A lontra tucutu e a sua gavetinha silenciosa

A LONTRA TUCUTU E A SUA GAVETINHA SILENCIOSA

O rio segue ruidoso por seu leito raso. Em cada esquina, como se curva fosse, param sons e detritos. Uma corrente de carros navega ladeada por guias e sarjetas. Camelôs ativos cativam passantes passivos. Tudo segue um caminho aparentemente natural. Nada parece afetar o seu curso.

Os habitantes ribeirinhos, e mesmo os de pontos mais distantes pouco se importam com a paisagem e com as modificações que o cada vez mais caudaloso faz.

Uma orquestra de britadeiras anuncia um novo retorno do sol que por vezes parece se despedir por entre as nuvens, sem formais acenos. Dois pivetes fazem um par romântico ao assaltarem uma velhinha. Pombos nos beirais dão um toque erótico aos olhos mais distraídos. Sinfonia de buzinas trazem alento aos sonhos dos que desejam chegar. Uma sirene parece estar fora do compasso. Tudo leva a crer que o regente esteja em férias. Um homem escorrega em uma casca de banana enquanto dá o nó na gravata. Ninguém ri. Ninguém perde o seu lugar na margem do rio

Como que vomitada por um elevador, despenca perto da margem do rio Tucutu. Esguia como toda boa lontra, desvia de um vaso e alguns outros obstáculos e vai direto para a sua canoa. Abre a porta, coloca a maleta sobre o banco e dá a partida com a chave pendurada num um chaveiro em forma de remo.

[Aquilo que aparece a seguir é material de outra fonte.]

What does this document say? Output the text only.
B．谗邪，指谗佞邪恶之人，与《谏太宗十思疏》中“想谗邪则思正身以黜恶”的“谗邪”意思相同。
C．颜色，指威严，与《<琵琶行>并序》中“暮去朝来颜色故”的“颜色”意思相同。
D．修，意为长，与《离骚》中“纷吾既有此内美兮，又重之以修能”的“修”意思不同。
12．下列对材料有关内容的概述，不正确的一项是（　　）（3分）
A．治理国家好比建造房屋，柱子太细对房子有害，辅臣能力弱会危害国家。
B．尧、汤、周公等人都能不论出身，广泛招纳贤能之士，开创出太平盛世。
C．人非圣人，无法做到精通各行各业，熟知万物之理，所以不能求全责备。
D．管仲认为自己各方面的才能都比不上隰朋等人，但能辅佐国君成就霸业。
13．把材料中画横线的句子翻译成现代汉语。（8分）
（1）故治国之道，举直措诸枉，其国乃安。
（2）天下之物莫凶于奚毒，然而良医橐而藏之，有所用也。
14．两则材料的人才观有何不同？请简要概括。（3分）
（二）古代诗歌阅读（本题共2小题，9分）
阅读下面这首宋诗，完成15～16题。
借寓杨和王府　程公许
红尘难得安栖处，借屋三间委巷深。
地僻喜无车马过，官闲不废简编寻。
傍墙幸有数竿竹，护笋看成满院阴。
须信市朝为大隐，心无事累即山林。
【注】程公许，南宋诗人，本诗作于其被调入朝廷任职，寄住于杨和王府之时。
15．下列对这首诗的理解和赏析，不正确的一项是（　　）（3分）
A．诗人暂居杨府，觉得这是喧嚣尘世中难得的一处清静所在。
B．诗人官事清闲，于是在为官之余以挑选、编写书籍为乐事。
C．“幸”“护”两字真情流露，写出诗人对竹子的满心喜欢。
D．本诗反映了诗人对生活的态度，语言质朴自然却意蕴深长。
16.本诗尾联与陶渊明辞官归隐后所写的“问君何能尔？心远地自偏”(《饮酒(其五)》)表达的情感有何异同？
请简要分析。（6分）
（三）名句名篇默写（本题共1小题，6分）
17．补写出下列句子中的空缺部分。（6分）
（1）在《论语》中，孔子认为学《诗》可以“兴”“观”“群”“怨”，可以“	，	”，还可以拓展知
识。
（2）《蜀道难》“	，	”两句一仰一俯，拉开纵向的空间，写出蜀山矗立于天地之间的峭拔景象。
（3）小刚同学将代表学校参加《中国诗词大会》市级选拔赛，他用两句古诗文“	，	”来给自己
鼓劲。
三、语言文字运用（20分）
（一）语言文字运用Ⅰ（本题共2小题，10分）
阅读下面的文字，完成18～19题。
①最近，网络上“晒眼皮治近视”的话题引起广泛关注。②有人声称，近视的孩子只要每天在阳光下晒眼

Vai ouvindo ruídos como que isolada das sinfonias que são executadas do outro lado do vidro. Em margem de um afluente chega ao seu destino. Deixa a sua canoa em um canto do rio, ancorando-a com o possível cuidado.

Vai colocando um passo logo após o outro, tendo o cuidado de não se esquecer de respirar. Vai novamente desviando de objetos pelo caminho.

Brilhante e aveludada chega a lontra em canto que lhe é seguro. Fecha os olhos e sente o ambiente.

Abre uma gaveta que desliza silenciosa como que se fosse parte de uma gabinete odontológico. Lá se sente protegida. Quando muito um molar para amolar.

Janela é paisagem e o céu, miragem. O som do ar comprimido parece apagar o som das diversas orquestras que dividem o palco lá fora.

Longe da beira do rio os seus olhos são como espelho que reflete uma suave luz. Mesmo nos dias em que o sol a visita, a mesma luz parece insistir em permanecer distante.

Lontra é feliz no rio. A sua proximidade a aquece. Mas o rio parece ser sempre distante. Mesmo dentro dele, ou ele dentro dela, parece algo como um corpo estranho. Talvez por não ser aquele o seu rio.

Mas com a proximidade da gaveta, ou como se estivesse em seu interior, traz um sentimento de segurança.

O rio continua segundo o seu curso. Carros vão buzinando novos arranjos. Afluentes tornam o rio mais caudaloso. O rio tem de seguir o seu curso.

A lontra começa a descobrir que também precisa seguir o seu curso.